Strona:Wiktor Hugo - Nędznicy cz4.pdf/125

Ta strona została uwierzytelniona.

Śledziłem panią. Bo i cóż miałem czynić? Później zniknęłaś pani. Zdarzyło się raz, żeś pani przechodziła, gdym czytał dzienniki pod arkadami Odeonu. Pobiegłem. Ale nie: była to młoda osoba, co miała kapelusz podobny jak pani. Nocą przychodzę tutaj. Nie lękaj się pani, nikt mię nie widzi. Przychodzę zbliska patrzeć na twoje okna. Chodzę pocichu, abyś pani nie słyszała i nie miała obawy. Jednego wieczoru byłem w tyle pani, obejrzałaś się i uciekłem. Innym znowu razem słyszałem śpiew pani. Byłem szczęśliwy. Czyż to pani co szkodzi, że słucham jej śpiewu przez okiennice? to nie może pani szkodziś. Nie, wszak prawda? Widzi pani, ty jesteś moim aniołem, pozwól mi przychodzić; zdaje mi się, że wkrótce umrę. Gdybyś pani wiedziała, ja cię ubóstwiam! Przebacz, przebacz, błagam cię pani, nie wiem co mówię, może cię gniewam, powiedz pani, może się gniewasz?
— O moja matko! — rzekła.
I osłabiona pochyliła głowę, jakby umierając.

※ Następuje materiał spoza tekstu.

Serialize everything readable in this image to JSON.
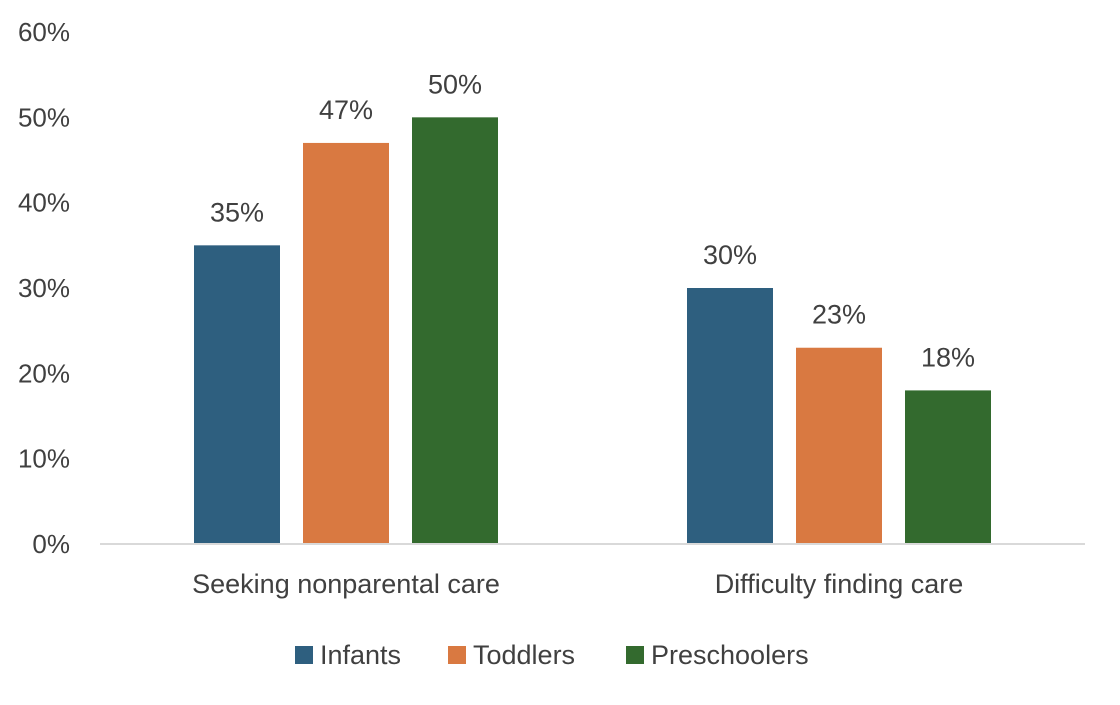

Przybiegł, upadła, ujął ją w swoje objęcia, przycisnął do serca, nie wiedząc co czyni. Trzymał ją tak, sam chwiejąc się na nogach. Głowa mu pałała, z oczów tryskały błyskawice, mieszało mu się w głowie, zdawało mu się, że spełnia uczynek religijny i dopuszcza się świętokradztwa. Zresztą nie czuł żadnej żądzy ku tej zachwytającej kobiecie, której łono przyciskał do swej piersi. Był upojony miłością.
Wzięła go za rękę i położyła ją na swojem sercu. Uczuł papier i wyszeptał:
— Więc kochasz mię pani?
Odpowiedziała głosem cichym jak ledwie dosłyszane tchnienie:
— Cicho! albo nie wiesz!
I zarumienione jagody skryła na piersi młodzieńca dumnego i upojonego szczęściem.